Il concluait ainsi notre conversation retraçant la naissance du premier mouvement de libération, précurseur du Front Polisario et l'enlèvement de son cousin, toujours disparu, par les Espagnols en juin 1970, lors d'une manifestation d'indépendance.

C'est par lui et des témoignages directs de Sidi Mohamed Daddach, " Mandela " d'Afrique du Nord, emprisonné pendant 27 ans, de Dafa Ali Bachir et de sa femme Ghalia Djimi et de nombreux témoignages anonymes que j'entendrai parler d'arrestations, de disparitions forcées et de tortures, notamment dans la période précédant le cessez-le-feu, de 1975 à 1991. Parmi les innombrables destins brisés durant ces années, j'évoquerai ce témoignage de Dafa.

" Le 20 novembre 1987 une visite importante de l'ONU et de l'OUA devait avoir lieu au Sahara Occidental. Pour pouvoir expliquer leurs revendications, les résistants sahraouis ont dû alors quelque peu sortir de la clandestinité, se découvrir pour la circonstance, en un mot: " s'exposer ". De nombreuses réunions ont lieu rapidement, notamment pour demander des nouvelles de prisonniers disparus depuis 1975.

Dès le 18 de nombreuses arrestations ont lieu, la police marocaine favorisant la délation de sahraouis pro-marocains. De plus Hassan II demanda à repousser d'une journée la venue des délégués. Ce fut un véritable " guet-apens " où il fit arrêter un grand nombre de Sahraouis venus attendre en vain la délégation. Sans le savoir, l'ONU commençait à servir le jeu et les intérêts du pouvoir marocain.

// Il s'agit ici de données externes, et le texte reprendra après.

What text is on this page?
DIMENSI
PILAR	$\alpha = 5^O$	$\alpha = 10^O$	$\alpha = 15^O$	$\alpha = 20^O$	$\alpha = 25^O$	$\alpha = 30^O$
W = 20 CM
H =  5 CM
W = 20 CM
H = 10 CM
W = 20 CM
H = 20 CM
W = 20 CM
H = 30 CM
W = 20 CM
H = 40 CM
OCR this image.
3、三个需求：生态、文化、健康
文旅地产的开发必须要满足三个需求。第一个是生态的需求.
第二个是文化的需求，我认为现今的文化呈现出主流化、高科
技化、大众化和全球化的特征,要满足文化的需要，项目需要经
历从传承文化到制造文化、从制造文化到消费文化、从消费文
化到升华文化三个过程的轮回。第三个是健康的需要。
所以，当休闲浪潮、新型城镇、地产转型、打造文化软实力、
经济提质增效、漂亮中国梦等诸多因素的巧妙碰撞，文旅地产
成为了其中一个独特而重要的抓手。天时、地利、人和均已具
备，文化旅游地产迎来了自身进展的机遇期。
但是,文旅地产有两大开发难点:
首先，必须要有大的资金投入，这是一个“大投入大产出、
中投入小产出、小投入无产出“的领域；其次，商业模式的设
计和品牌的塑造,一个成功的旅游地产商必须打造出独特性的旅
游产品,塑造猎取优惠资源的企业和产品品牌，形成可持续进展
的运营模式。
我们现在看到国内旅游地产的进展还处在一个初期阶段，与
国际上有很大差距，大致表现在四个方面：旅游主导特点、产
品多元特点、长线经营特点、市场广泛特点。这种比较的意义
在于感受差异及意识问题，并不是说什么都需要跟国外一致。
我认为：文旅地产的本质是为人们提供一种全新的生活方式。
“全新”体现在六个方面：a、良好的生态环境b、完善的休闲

Dafa est arrêté le 19 novembre à 18 heures et enfermé au centre de police. Celle qui sera sa future femme, Ghalia Djimi, aujourd'hui vice-présidente de l'ASVDH (Association Sahraouie des victimes des Violations des Droits de l'Homme par l'Etat marocain) sera arrêtée le lendemain.

Comprenant le français elle entendra pendant un interrogatoire, la consigne de suspendre les arrestations, le temps de la visite de la délégation. Interrogés et torturés pendant plusieurs jours, ils seront transférés à la prison d'Elbir, ancienne base militaire espagnole, dans le but de vider les locaux des prisonniers, le temps de la visite de la commission. Dix sept femmes y seront enfermées dans une pièce de 4 mètres carrés. Dans une autre pièce à peine plus grande y seront entassés plus de soixante dix hommes. Serrés, battus, ils resteront treize jours sans manger, buvant l'eau des toilettes, enfermés dans ces réduits. Dafa évoque alors avec émotion Mohamed El Khalil Ayach à côté duquel il se trouvait. Entendant sa mère se plaindre dans la pièce des femmes, Mohamed s'insurge et s'indigne à voix haute qu'une femme âgée et innocente ait été arrêtée et emprisonnée en ces lieux. Sorti par les gardiens et sommé par ces derniers de crier : "Vive le roi", il crie : "Vive l'indépendance". Battu et gravement blessé aux reins, il agonisera au bout de deux jours, soutenu par Dafa. Dans l'autre pièce, une vieille femme, sa mère, continuera d'appeler son fils unique pendant plusieurs jours.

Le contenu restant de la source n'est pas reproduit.